Tuesday, August 13, 2013

Sardines and Seals

It seems to me that there comes a point in a training cycle that I am doing OK, putting in twelve to fifteen hours a week, everything is fine, but then I get a hangnail or something and free-fall off of the plan. Something doesn't go right, I have a bad day, get a boo-boo, whatever, and I just cant muscle up to go run or cant get up at 4:40 to go swim before work. Whatever it is, I just want to surrender and eat ice cream. Maybe you are mentally impervious to any kind of interruption to your training, but I am not. My mental toughness disappeared with the Reagan administration.

You know that drinking game that you played when you were twenty and trying to get horizontal with the girl who was pretty hot but super liberal and kept talking about saving some stupid seals on the ice in Nova Scotia? The drinking game was where you said which historical figure you would want to meet if you you could or what forest animal you would be if you had to choose one? OK, I was running and I got to thinking about it and so, if I had to do that now, I would meet Thomas Jefferson and I would be a deer. I don't really know why I want to meet Jefferson, I just feel obligated to have an answer to that question, but I know I would be a deer because deer always take the easy path. They never go over the mountain, the go around. I know this because if you go into the woods, the deer trail never goes straight up and straight down. The trail takes the longer path around. That's me, I take the easy trail. That's why I would be a deer. That and deer are pretty low on the food chain, sort of on par with sardines.

When I am doing my best imitation of Ironman training and things go south, I freak out and fall into that trap of getting overrun with emotional responses to pain. I forget the logic behind it all and head straight to the nearest fetal position. A little bit of pain and I start to become the deer, looking for the easiest way out. It's a huge metaphor, but its true.

I have used these all in the past 12 months;
'My foot hurts so I can't run'
'My legs are tired so I can't ride'
'I am just not feeling it today'
'I have to get my hair cut'
'I have to drive my wife to get her hair cut'.

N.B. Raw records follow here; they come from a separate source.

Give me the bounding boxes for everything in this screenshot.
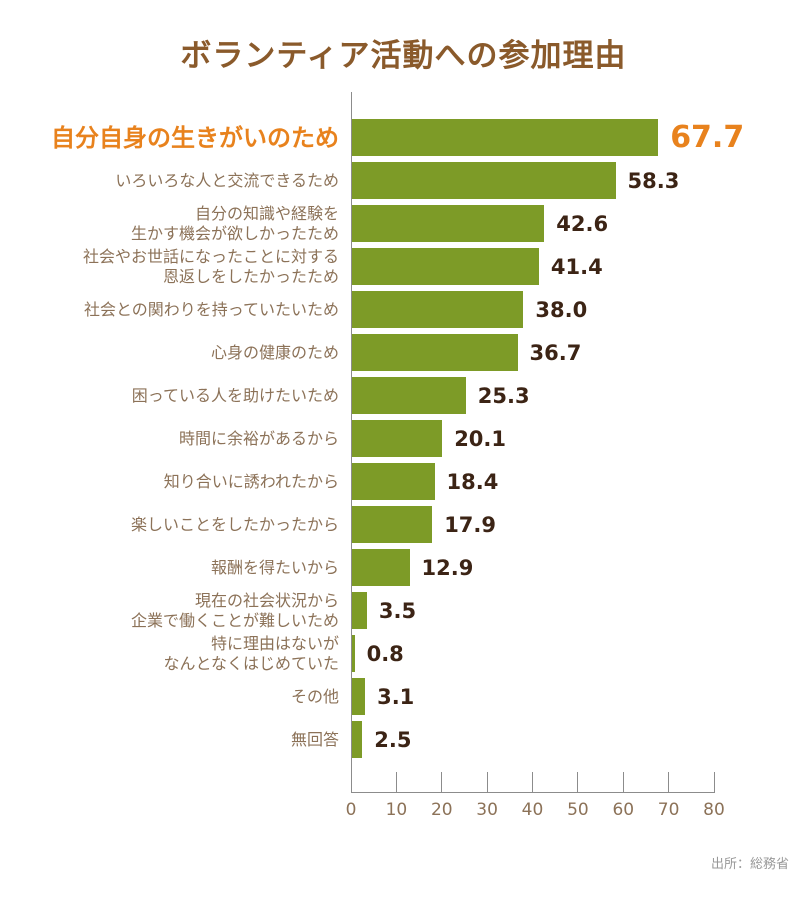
bar bbox=[351, 721, 363, 758]
category-label: 心身の健康のため bbox=[210, 342, 339, 362]
category-label: いろいろな人と交流できるため bbox=[115, 170, 339, 190]
bar-row: 自分自身の生きがいのため 67.7 bbox=[0, 116, 807, 159]
x-axis-tick bbox=[622, 772, 624, 792]
x-axis-tick bbox=[350, 772, 352, 792]
value-label: 41.4 bbox=[550, 254, 603, 279]
bar bbox=[351, 162, 616, 199]
bar bbox=[351, 506, 433, 543]
category-label: 報酬を得たいから bbox=[210, 557, 339, 577]
x-axis-tick-label: 10 bbox=[385, 800, 408, 820]
bar bbox=[351, 420, 443, 457]
value-label: 38.0 bbox=[535, 297, 588, 322]
x-axis-tick bbox=[486, 772, 488, 792]
value-label: 2.5 bbox=[374, 727, 412, 752]
category-label: 困っている人を助けたいため bbox=[131, 385, 339, 405]
bar bbox=[351, 119, 659, 156]
x-axis-tick bbox=[532, 772, 533, 792]
value-label: 12.9 bbox=[421, 555, 474, 580]
x-axis-tick-label: 70 bbox=[657, 800, 680, 820]
bar-row: 社会やお世話になったことに対する 恩返しをしたかったため 41.4 bbox=[0, 245, 807, 288]
bar-row: 知り合いに誘われたから 18.4 bbox=[0, 460, 807, 503]
bar-row: 自分の知識や経験を 生かす機会が欲しかったため 42.6 bbox=[0, 202, 807, 245]
category-label: 無回答 bbox=[290, 729, 339, 749]
x-axis-tick-label: 50 bbox=[567, 800, 589, 820]
bar bbox=[351, 549, 410, 586]
x-axis-tick-label: 60 bbox=[612, 800, 635, 820]
value-label: 58.3 bbox=[627, 168, 680, 193]
value-label: 18.4 bbox=[446, 469, 499, 494]
value-label: 3.1 bbox=[377, 684, 415, 709]
x-axis-tick bbox=[395, 772, 397, 792]
value-label: 20.1 bbox=[454, 426, 507, 451]
category-label: その他 bbox=[290, 686, 339, 706]
bar-row: 時間に余裕があるから 20.1 bbox=[0, 417, 807, 460]
bar bbox=[351, 248, 539, 285]
category-label: 社会との関わりを持っていたいため bbox=[83, 299, 339, 319]
bar bbox=[351, 377, 466, 414]
x-axis-tick bbox=[441, 772, 443, 792]
x-axis-tick bbox=[668, 772, 670, 792]
bar bbox=[351, 334, 518, 371]
category-label: 社会やお世話になったことに対する 恩返しをしたかったため bbox=[82, 246, 339, 286]
value-label: 17.9 bbox=[444, 512, 497, 537]
bar-row: 無回答 2.5 bbox=[0, 718, 807, 761]
category-label: 時間に余裕があるから bbox=[178, 428, 339, 448]
x-axis-line bbox=[351, 792, 715, 793]
bar-row: 心身の健康のため 36.7 bbox=[0, 331, 807, 374]
bar-row: その他 3.1 bbox=[0, 675, 807, 718]
bar-rows: 自分自身の生きがいのため 67.7 いろいろな人と交流できるため 58.3 自分の知識や… bbox=[0, 116, 807, 761]
y-axis-line bbox=[351, 92, 352, 792]
value-label: 0.8 bbox=[366, 641, 404, 666]
category-label: 自分の知識や経験を 生かす機会が欲しかったため bbox=[130, 203, 339, 243]
bar bbox=[351, 592, 367, 629]
bar bbox=[351, 635, 355, 672]
x-axis-tick bbox=[577, 772, 579, 792]
category-label: 知り合いに誘われたから bbox=[163, 471, 339, 491]
bar-row: 困っている人を助けたいため 25.3 bbox=[0, 374, 807, 417]
value-label: 67.7 bbox=[670, 120, 745, 155]
value-label: 25.3 bbox=[477, 383, 530, 408]
value-label: 36.7 bbox=[529, 340, 582, 365]
bar bbox=[351, 205, 545, 242]
category-label: 現在の社会状況から 企業で働くことが難しいため bbox=[130, 590, 339, 630]
value-label: 3.5 bbox=[378, 598, 417, 623]
category-label: 自分自身の生きがいのため bbox=[51, 123, 339, 152]
bar-row: 報酬を得たいから 12.9 bbox=[0, 546, 807, 589]
source-note: 出所：総務省 bbox=[710, 857, 789, 872]
category-label: 楽しいことをしたかったから bbox=[130, 514, 339, 534]
bar bbox=[351, 291, 524, 328]
bar-row: 楽しいことをしたかったから 17.9 bbox=[0, 503, 807, 546]
bar-row: 社会との関わりを持っていたいため 38.0 bbox=[0, 288, 807, 331]
chart-title: ボランティア活動への参加理由 bbox=[180, 38, 627, 74]
bar-row: いろいろな人と交流できるため 58.3 bbox=[0, 159, 807, 202]
bar bbox=[351, 463, 435, 500]
bar bbox=[351, 678, 366, 715]
x-axis-tick-label: 80 bbox=[703, 800, 725, 820]
x-axis-tick-label: 0 bbox=[345, 800, 357, 820]
x-axis-tick bbox=[713, 772, 715, 792]
x-axis-tick-label: 30 bbox=[476, 800, 498, 820]
value-label: 42.6 bbox=[556, 211, 609, 236]
x-axis-tick-label: 40 bbox=[521, 800, 544, 820]
category-label: 特に理由はないが なんとなくはじめていた bbox=[163, 633, 339, 673]
bar-row: 特に理由はないが なんとなくはじめていた 0.8 bbox=[0, 632, 807, 675]
bar-row: 現在の社会状況から 企業で働くことが難しいため 3.5 bbox=[0, 589, 807, 632]
x-axis-tick-label: 20 bbox=[430, 800, 453, 820]
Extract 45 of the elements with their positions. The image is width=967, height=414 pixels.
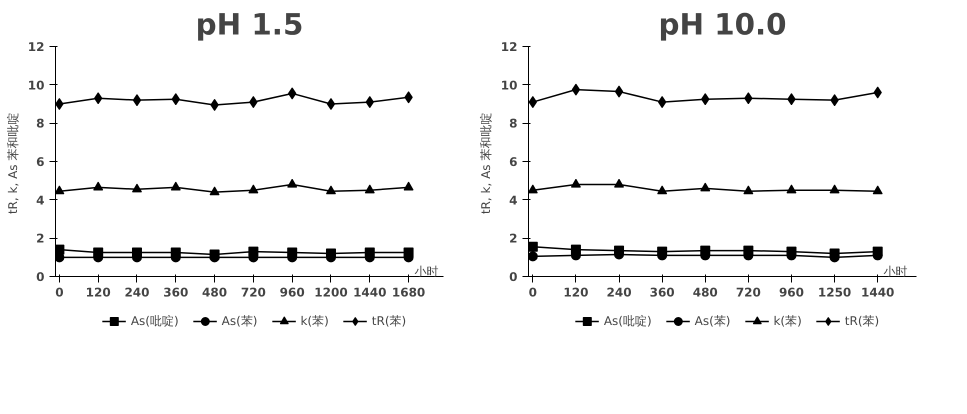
y-tick-label: 6 [509,155,518,169]
x-tick-label: 1680 [392,286,426,300]
x-tick-label: 1440 [353,286,386,300]
x-tick-label: 120 [86,286,111,300]
x-tick-label: 1440 [861,286,894,300]
y-tick-label: 8 [509,116,518,131]
legend-label: tR(苯) [844,312,880,330]
legend-label: k(苯) [773,312,802,330]
x-tick-label: 960 [280,286,305,300]
y-tick-label: 2 [36,232,45,246]
y-tick-label: 4 [509,193,518,208]
x-tick-label: 240 [124,286,150,300]
y-tick-label: 0 [36,270,45,284]
x-tick-label: 240 [606,286,632,300]
y-axis-title: tR, k, As 苯和吡啶 [6,112,20,214]
y-axis-title: tR, k, As 苯和吡啶 [478,112,493,214]
x-tick-label: 480 [202,286,228,300]
x-tick-label: 720 [240,286,266,300]
legend-label: As(苯) [694,312,730,330]
y-tick-label: 12 [500,40,518,54]
legend-label: As(苯) [222,312,258,330]
x-tick-label: 360 [650,286,675,300]
y-tick-label: 2 [509,232,518,246]
x-tick-label: 360 [163,286,188,300]
x-tick-label: 1200 [314,286,348,300]
y-tick-label: 8 [36,116,45,131]
y-tick-label: 10 [28,78,45,92]
legend-label: tR(苯) [372,312,406,330]
x-tick-label: 960 [778,286,804,300]
chart-title: pH 1.5 [196,8,304,42]
y-tick-label: 6 [36,155,45,169]
legend-label: As(吡啶) [130,312,179,330]
x-tick-label: 720 [736,286,761,300]
y-tick-label: 4 [36,193,45,208]
x-tick-label: 0 [55,286,64,300]
chart-title: pH 10.0 [658,8,787,42]
y-tick-label: 0 [509,270,518,284]
legend-label: As(吡啶) [604,312,652,330]
x-tick-label: 120 [563,286,588,300]
x-tick-label: 1250 [818,286,852,300]
x-tick-label: 480 [692,286,718,300]
y-tick-label: 10 [500,78,518,92]
legend-label: k(苯) [300,312,329,330]
y-tick-label: 12 [28,40,45,54]
x-tick-label: 0 [528,286,537,300]
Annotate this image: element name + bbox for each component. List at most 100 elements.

 It's all the same. I have used them all. I ended up in that hole last weekend and I found a bunch of excuses I didn't know I owned. When my wife asked me why I took so long to run 10 miles on Saturday, I said 'I ran out of gas, I forgot to bring a gel'. On Sunday, when my riding partners asked me why I was riding so slow, I said 'I am gassed from my run yesterday'. They just picked me up off the ground, put me back on my bike, and rode away. I caught up with them the next day. I used bad words and called them bad names. They deserved it.

I was thinking about the hot liberal gal with the bad case of diarrhea mouth talking about the seals while I was running last Saturday and I realized that when I run, I go through transitional phases. My opinions change in a short time frame, based on my mood.

The first mile I thought, 'ya, I could save some seals. If they were cute, I would save a couple of seals'.
Mile five, I was thinking, 'screw the seals, let them take care of themselves.' It's a tough world and the sooner the seals learn it, the better.  I am actually doing them a favor.
Mile nine, I was looking for a club with a pointy tip to bash in their little baby seal skulls. I feel bad now, but last Saturday, I was trying really hard to come up with a profit plan involving dead seal pelts.

When I got home Saturday, I was too tired to reach over and grab the clicker, so I had to watch 'I Love Lucy' in Spanish. It was the one where they had to work in the candy factory and the candy came too fast and it falls off the end of the assembly line, then Lucy eats the candy to keep it from falling. It's funny in English, but for some reason, it's hilarious in Spanish. Maybe it's because they don't talk in that part, I don’t know, but it's dang funny. Anywho, to bring this bad boy home, my training is like that factory belt. It just keeps coming and coming. But that is Ironman. It's a big nut to crack.  If you want to wear the shirt, you gotta pay the price.